Since the oil price collapse began and Iraq agreed to the OPEC+ production cut agreement, those sums are now cutting deeply into Iraq’s badly-needed oil revenues. In response, the government has launched negotiations with foreign companies to reduce their per-barrel share.
Jihad told Asia Times that “rate reductions were agreed” but declined to specify numbers. He noted that “negotiations are ongoing”, suggesting that Baghdad is not yet satisfied with the multinational companies’ offered terms.
A government advisor told Asia Times he likened the economic reality in Iraq to an “overloaded ship.” “This ship cannot bear the financial burden and we are waiting for it to sink at any moment,” he said.
To retain loyalty and survive a vote of confidence held in March, Kazemi appointed ministers across the spectrum of leading parties and figures close to them. He now appears to be buckling broadly to their economic demands.
Kazemi’s supporters are still publicly optimistic about his ability to overcome the crisis by working with parliamentarians to implement “reforms.” However, the government advisor said on condition of anonymity that “no one wants to fix the economic reality.”
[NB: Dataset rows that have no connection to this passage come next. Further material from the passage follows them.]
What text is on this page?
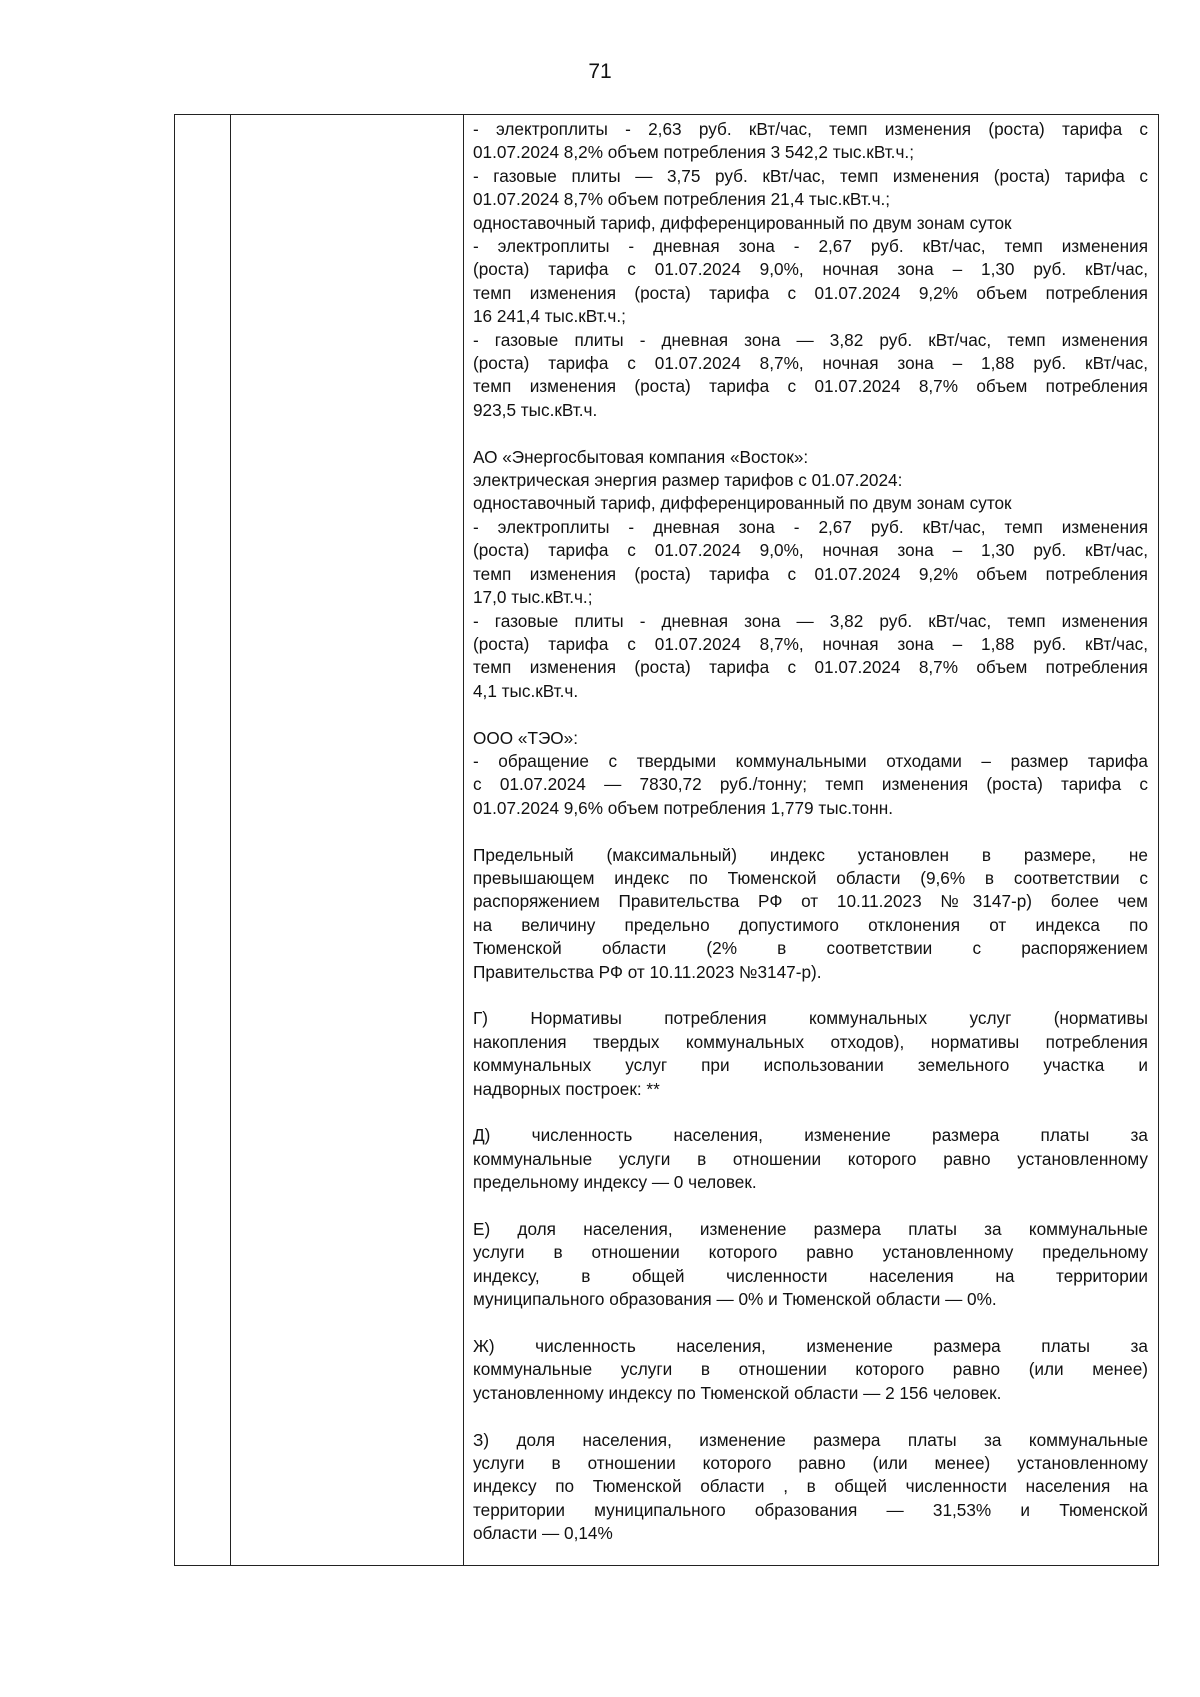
71
- электроплиты - 2,63 руб. кВт/час, темп изменения (роста) тарифа с
01.07.2024 8,2% объем потребления 3 542,2 тыс.кВт.ч.;
- газовые плиты — 3,75 руб. кВт/час, темп изменения (роста) тарифа с
01.07.2024 8,7% объем потребления 21,4 тыс.кВт.ч.;
одноставочный тариф, дифференцированный по двум зонам суток
- электроплиты - дневная зона - 2,67 руб. кВт/час, темп изменения
(роста) тарифа с 01.07.2024 9,0%, ночная зона – 1,30 руб. кВт/час,
темп изменения (роста) тарифа с 01.07.2024 9,2% объем потребления
16 241,4 тыс.кВт.ч.;
- газовые плиты - дневная зона — 3,82 руб. кВт/час, темп изменения
(роста) тарифа с 01.07.2024 8,7%, ночная зона – 1,88 руб. кВт/час,
темп изменения (роста) тарифа с 01.07.2024 8,7% объем потребления
923,5 тыс.кВт.ч.
АО «Энергосбытовая компания «Восток»:
электрическая энергия размер тарифов с 01.07.2024:
одноставочный тариф, дифференцированный по двум зонам суток
- электроплиты - дневная зона - 2,67 руб. кВт/час, темп изменения
(роста) тарифа с 01.07.2024 9,0%, ночная зона – 1,30 руб. кВт/час,
темп изменения (роста) тарифа с 01.07.2024 9,2% объем потребления
17,0 тыс.кВт.ч.;
- газовые плиты - дневная зона — 3,82 руб. кВт/час, темп изменения
(роста) тарифа с 01.07.2024 8,7%, ночная зона – 1,88 руб. кВт/час,
темп изменения (роста) тарифа с 01.07.2024 8,7% объем потребления
4,1 тыс.кВт.ч.
ООО «ТЭО»:
- обращение с твердыми коммунальными отходами – размер тарифа
с 01.07.2024 — 7830,72 руб./тонну; темп изменения (роста) тарифа с
01.07.2024 9,6% объем потребления 1,779 тыс.тонн.
Предельный (максимальный) индекс установлен в размере, не
превышающем индекс по Тюменской области (9,6% в соответствии с
распоряжением Правительства РФ от 10.11.2023 №3147-р) более чем
на величину предельно допустимого отклонения от индекса по
Тюменской области (2% в соответствии с распоряжением
Правительства РФ от 10.11.2023 №3147-р).
Г) Нормативы потребления коммунальных услуг (нормативы
накопления твердых коммунальных отходов), нормативы потребления
коммунальных услуг при использовании земельного участка и
надворных построек: **
Д) численность населения, изменение размера платы за
коммунальные услуги в отношении которого равно установленному
предельному индексу — 0 человек.
Е) доля населения, изменение размера платы за коммунальные
услуги в отношении которого равно установленному предельному
индексу, в общей численности населения на территории
муниципального образования — 0% и Тюменской области — 0%.
Ж) численность населения, изменение размера платы за
коммунальные услуги в отношении которого равно (или менее)
установленному индексу по Тюменской области — 2 156 человек.
З) доля населения, изменение размера платы за коммунальные
услуги в отношении которого равно (или менее) установленному
индексу по Тюменской области , в общей численности населения на
территории муниципального образования — 31,53% и Тюменской
области — 0,14%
“The political forces are ready to shackle many Iraqi generations in debt in exchange for not losing their supporters, who receive salaries from the government,” he told Asia Times.
Indeed, on June 24, Parliament passed a law that allows the government to borrow internally and externally to cover its ever-expanding fiscal deficit. Borrowing will ensure that state employee salaries and government contractors are paid in full.
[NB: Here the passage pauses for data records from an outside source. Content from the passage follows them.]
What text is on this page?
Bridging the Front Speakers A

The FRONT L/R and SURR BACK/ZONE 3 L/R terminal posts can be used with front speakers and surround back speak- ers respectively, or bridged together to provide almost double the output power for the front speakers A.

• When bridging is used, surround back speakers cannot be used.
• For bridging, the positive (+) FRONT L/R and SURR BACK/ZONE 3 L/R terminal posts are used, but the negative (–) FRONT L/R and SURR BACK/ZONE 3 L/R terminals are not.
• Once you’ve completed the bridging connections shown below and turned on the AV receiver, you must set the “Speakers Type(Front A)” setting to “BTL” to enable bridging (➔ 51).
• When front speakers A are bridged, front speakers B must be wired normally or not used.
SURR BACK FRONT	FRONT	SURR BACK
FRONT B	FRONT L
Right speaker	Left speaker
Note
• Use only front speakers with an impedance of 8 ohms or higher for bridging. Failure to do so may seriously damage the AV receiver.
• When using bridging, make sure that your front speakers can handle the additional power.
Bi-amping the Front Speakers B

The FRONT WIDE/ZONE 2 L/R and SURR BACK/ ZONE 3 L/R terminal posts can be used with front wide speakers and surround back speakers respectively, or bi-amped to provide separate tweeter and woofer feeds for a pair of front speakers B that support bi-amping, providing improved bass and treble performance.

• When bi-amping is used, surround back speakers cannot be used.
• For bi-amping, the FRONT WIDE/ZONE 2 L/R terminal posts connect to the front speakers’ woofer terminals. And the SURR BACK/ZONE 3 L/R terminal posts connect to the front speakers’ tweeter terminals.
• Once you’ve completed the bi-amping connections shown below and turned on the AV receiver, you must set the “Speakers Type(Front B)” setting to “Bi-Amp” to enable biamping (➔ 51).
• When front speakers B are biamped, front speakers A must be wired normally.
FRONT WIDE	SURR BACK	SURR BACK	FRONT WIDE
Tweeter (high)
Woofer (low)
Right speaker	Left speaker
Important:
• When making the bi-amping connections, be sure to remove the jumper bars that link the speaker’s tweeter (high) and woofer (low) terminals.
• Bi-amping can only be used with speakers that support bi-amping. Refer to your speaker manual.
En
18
At the same time, the World Bank said in May that by financing the budget shortfall through central bank reserves and state-owned banks, the government is “increasing the country’s vulnerability in the near-term.”
That doesn’t speak to beleaguered private companies, many of which are linked to the oil industry. “No one thinks about the private sector, which employs about 8 million Iraqis,” the government advisor said. “The workforce in Iraq is not just state employees.”
Falling oil prices and the global pandemic have caused an estimated 40% of private sector workers to lose their jobs, according to the International Migration index. There is little to no relief in sight as the pandemic shows few signs of abating.
Those unemployed workers could provide fuel to a renewed protest movement that perceives, as previously, the political class is coasting at the people’s expense. Such a scenario, the government advisor says, will only hasten the “sinking of the ship” called Iraq.